Resolution #3: Help patients celebrate today
The medical aspects of cancer care often threaten to consume patients' attention, especially during doctor visits. I can encourage patients to celebrate the small victories, such as a procedure that goes well or an encouraging test result. Celebrations acknowledge patients' accomplishments, help build patients' confidence, give meaning to the hardships, and strengthen the clinician-patient bond. I can encourage patients to find simple ways to celebrate life each day. Doing so sends the messages…
- Every day is a gift.
- It is possible to find some joy in tough times.
- We expect them to find some moments of joy.
- Joy requires effort.
Finally, I can encourage patients to share with their health care team how they celebrate between office visits. Doing so helps patients feel their clinicians see them as people, not "cases." Personal stories help the health care team understand what patients value, which enables them to personalize their care.
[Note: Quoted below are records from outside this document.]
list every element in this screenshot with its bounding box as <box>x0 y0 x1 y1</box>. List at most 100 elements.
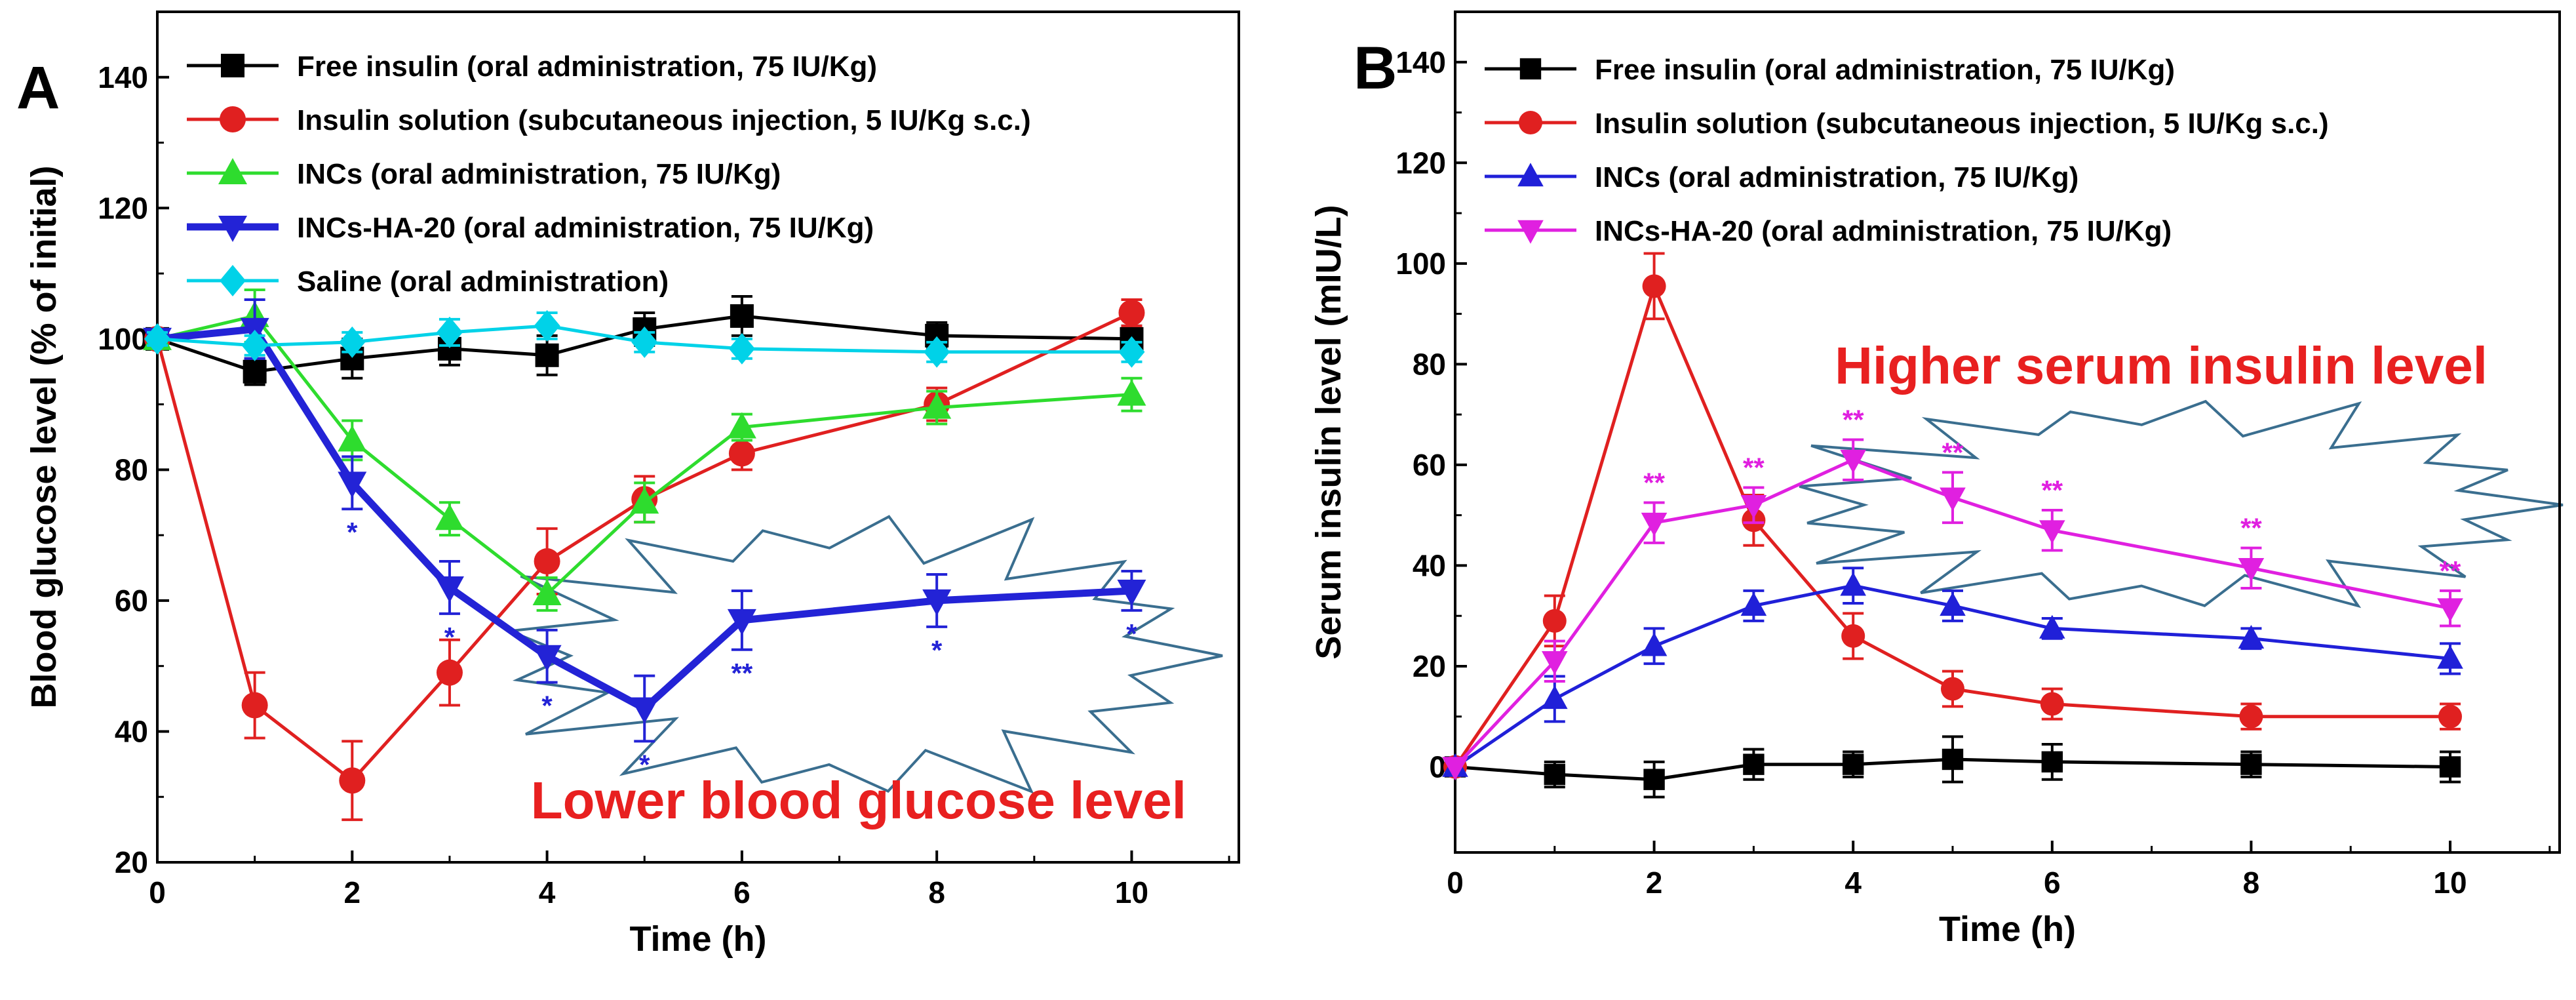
starburst-shape <box>509 515 1223 794</box>
y-tick-label: 0 <box>1429 750 1446 784</box>
data-point <box>534 548 560 575</box>
x-tick-label: 10 <box>1115 875 1148 910</box>
data-point <box>1641 512 1668 536</box>
significance-mark: ** <box>2041 475 2063 506</box>
data-point <box>1840 572 1867 596</box>
data-point <box>1542 685 1568 710</box>
series-2 <box>1443 252 2463 779</box>
legend-marker <box>221 54 244 77</box>
legend-entry: Saline (oral administration) <box>297 266 669 298</box>
x-tick-label: 8 <box>928 875 945 910</box>
y-tick-label: 60 <box>115 584 148 618</box>
data-point <box>241 329 268 361</box>
y-tick-label: 100 <box>1395 247 1446 281</box>
data-point <box>631 326 658 358</box>
significance-mark: ** <box>1942 437 1964 468</box>
x-tick-label: 10 <box>2433 866 2467 900</box>
data-point <box>435 576 464 603</box>
data-point <box>2041 751 2063 773</box>
panel-label: B <box>1354 35 1397 102</box>
legend-entry: INCs-HA-20 (oral administration, 75 IU/K… <box>1595 215 2172 247</box>
data-point <box>1740 592 1767 616</box>
data-point <box>1940 487 1966 511</box>
data-point <box>338 471 367 498</box>
x-tick-label: 0 <box>149 875 166 910</box>
data-point <box>339 767 366 794</box>
significance-mark: * <box>347 517 358 548</box>
data-point <box>728 440 755 467</box>
series-3 <box>1442 567 2463 777</box>
legend-marker <box>1517 220 1544 244</box>
y-tick-label: 60 <box>1413 448 1446 482</box>
y-tick-label: 80 <box>115 452 148 487</box>
starburst-shape <box>1799 399 2564 609</box>
legend-marker <box>1517 163 1544 187</box>
significance-mark: * <box>931 635 943 666</box>
data-point <box>1118 299 1145 326</box>
data-point <box>532 578 562 605</box>
data-point <box>338 425 367 452</box>
data-point <box>1643 769 1665 790</box>
x-tick-label: 8 <box>2243 866 2260 900</box>
y-axis-label: Serum insulin level (mIU/L) <box>1309 205 1348 659</box>
legend-entry: Insulin solution (subcutaneous injection… <box>1595 108 2329 140</box>
legend-marker <box>218 158 247 184</box>
data-point <box>1843 753 1864 775</box>
y-tick-label: 40 <box>1413 548 1446 582</box>
data-point <box>728 332 755 365</box>
data-point <box>1544 763 1566 786</box>
legend-entry: INCs (oral administration, 75 IU/Kg) <box>1595 161 2078 193</box>
data-point <box>1942 748 1964 770</box>
data-point <box>1118 336 1145 368</box>
legend-marker <box>218 216 247 242</box>
legend-entry: INCs (oral administration, 75 IU/Kg) <box>297 158 781 190</box>
data-point <box>241 692 268 719</box>
data-point <box>2437 645 2463 669</box>
data-point <box>2240 753 2262 775</box>
series-4: ******** <box>143 298 1146 780</box>
legend: Free insulin (oral administration, 75 IU… <box>1485 54 2329 247</box>
significance-mark: * <box>639 749 650 780</box>
x-axis-label: Time (h) <box>629 919 766 959</box>
x-tick-label: 6 <box>2044 866 2061 900</box>
legend-entry: Free insulin (oral administration, 75 IU… <box>1595 54 2175 86</box>
data-point <box>2439 756 2461 778</box>
y-tick-label: 100 <box>98 322 148 356</box>
data-point <box>730 304 754 328</box>
data-point <box>924 336 950 368</box>
legend-entry: Free insulin (oral administration, 75 IU… <box>297 50 877 83</box>
data-point <box>727 609 756 635</box>
data-point <box>630 697 659 724</box>
legend: Free insulin (oral administration, 75 IU… <box>187 50 1031 298</box>
data-point <box>535 343 559 367</box>
legend-entry: INCs-HA-20 (oral administration, 75 IU/K… <box>297 212 874 244</box>
significance-mark: * <box>541 690 553 721</box>
y-tick-label: 140 <box>1395 45 1446 79</box>
y-tick-label: 140 <box>98 60 148 94</box>
data-point <box>339 326 366 358</box>
data-point <box>1740 495 1767 519</box>
y-tick-label: 20 <box>1413 649 1446 683</box>
series-5 <box>144 310 1145 368</box>
data-point <box>2039 614 2065 639</box>
significance-mark: ** <box>1843 405 1864 435</box>
data-point <box>144 323 170 355</box>
data-point <box>1542 609 1567 633</box>
x-tick-label: 4 <box>1844 866 1862 900</box>
y-tick-label: 40 <box>115 714 148 748</box>
data-point <box>922 589 952 616</box>
legend-marker <box>1519 111 1542 134</box>
data-point <box>1442 757 1468 781</box>
data-point <box>436 316 463 348</box>
x-tick-label: 2 <box>344 875 361 910</box>
legend-marker <box>220 265 246 296</box>
y-tick-label: 120 <box>98 191 148 225</box>
data-point <box>243 359 267 384</box>
y-tick-label: 120 <box>1395 146 1446 180</box>
data-point <box>1841 624 1865 648</box>
series-1 <box>1444 735 2461 799</box>
legend-marker <box>220 106 246 132</box>
data-point <box>630 487 659 514</box>
y-axis-label: Blood glucose level (% of initial) <box>24 165 64 708</box>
Patients' photos and stories of celebrating can be precious gifts to the health care team, too, linking all their hard work to moments of joy.
Throughout the year, my survivorship work enables me to know both the fragility and the hopes of life, and with that knowledge to live most fully. To help me practice what I preach, I added three New Year's resolutions I believe can help my own health and happiness as a healer:
- Build my resilience every day.
- Choose healing hopes by asking myself every morning, "What am I hoping for today? How will I nourish that hope?"
- Find something or some way to celebrate each day, whether by wearing my favorite colors, sharing a joke, or spending time with someone or doing something that brings me joy.
With respect and gratitude for your work, I wish you a healthy and happy New Year.